Terminology showed fewer variations after 1965. Ophthalmologists gradually became aware that 'senile' MD is not a diagnosis patients are eager to hear, quite apart from its visual implications. 'Age-determined' as a substitute for 'senile' was first used in Germany [63] and later age-related appeared in the American literature [64]. In Table 2, one may see a gradual change after 1965 from senile maculopathy and age-related MD to age-related macular disease, ageing macula disease, ageing macula disorder, the latest term being 'autoimmune macular disorder' [65] (all abbreviated as AMD).

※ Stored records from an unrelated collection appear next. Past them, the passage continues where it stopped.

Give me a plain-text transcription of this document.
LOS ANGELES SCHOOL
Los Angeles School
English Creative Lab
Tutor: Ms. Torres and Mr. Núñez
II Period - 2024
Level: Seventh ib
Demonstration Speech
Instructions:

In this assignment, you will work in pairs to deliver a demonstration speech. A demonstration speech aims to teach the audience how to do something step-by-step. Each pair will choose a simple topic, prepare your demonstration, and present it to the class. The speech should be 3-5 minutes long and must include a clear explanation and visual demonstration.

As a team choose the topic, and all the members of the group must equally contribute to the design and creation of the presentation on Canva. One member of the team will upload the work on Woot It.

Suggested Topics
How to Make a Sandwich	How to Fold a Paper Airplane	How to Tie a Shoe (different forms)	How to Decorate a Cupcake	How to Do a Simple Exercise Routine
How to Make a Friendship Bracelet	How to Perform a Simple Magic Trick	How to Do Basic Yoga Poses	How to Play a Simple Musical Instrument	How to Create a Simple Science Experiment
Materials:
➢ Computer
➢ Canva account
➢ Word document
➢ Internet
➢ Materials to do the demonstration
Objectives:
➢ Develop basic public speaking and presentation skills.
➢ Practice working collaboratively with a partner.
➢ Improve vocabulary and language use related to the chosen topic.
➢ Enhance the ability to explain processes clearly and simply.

On the eve that an article of mine [4] was due to go to the printer, I received a phone call from the editor-in-chief who wanted to change its title from Aging Macula Disorder into Age-related Macular Degeneration. We agreed to change the title but when placing my arguments for Aging Macula Disorder at the end of the article, some of their tenor was lost. In the interest of greater clarity, I will summarize my arguments here:

  1. 1.

    A good doctor should burden the patient with as little confusing or even alarming information as possible, especially when it has no therapeutic consequences. A few tiny drusen are not the same as late AMD. The Macular Disease Society in the UK, recently even dropped 'Disease' from its name, to the accompaniment of a huge round of applause by its members when this was announced at the annual meeting.

  2. 2.

    We know many types of MD, often in very specific age groups but 'age-related' does not adequately differentiate between MD in the newborn, infant [66], juvenile dMD [2], MD in the adult or in old persons.

  3. 3.

    Ageing macula simply signifies to me a macula in a person above a certain age, in the case of AMD commonly and arbitrarily set at age 50 [1].

  4. 4.

    The concept of degeneration in pathology is actually rather a vague one.

We achieved much since Donders, Nagel, Hutchinson, and Haab published their pioneering papers. I hope that this overview will place various historical concepts in proper perspective and stimulate young researchers to tie the loose ends still attached to AMD.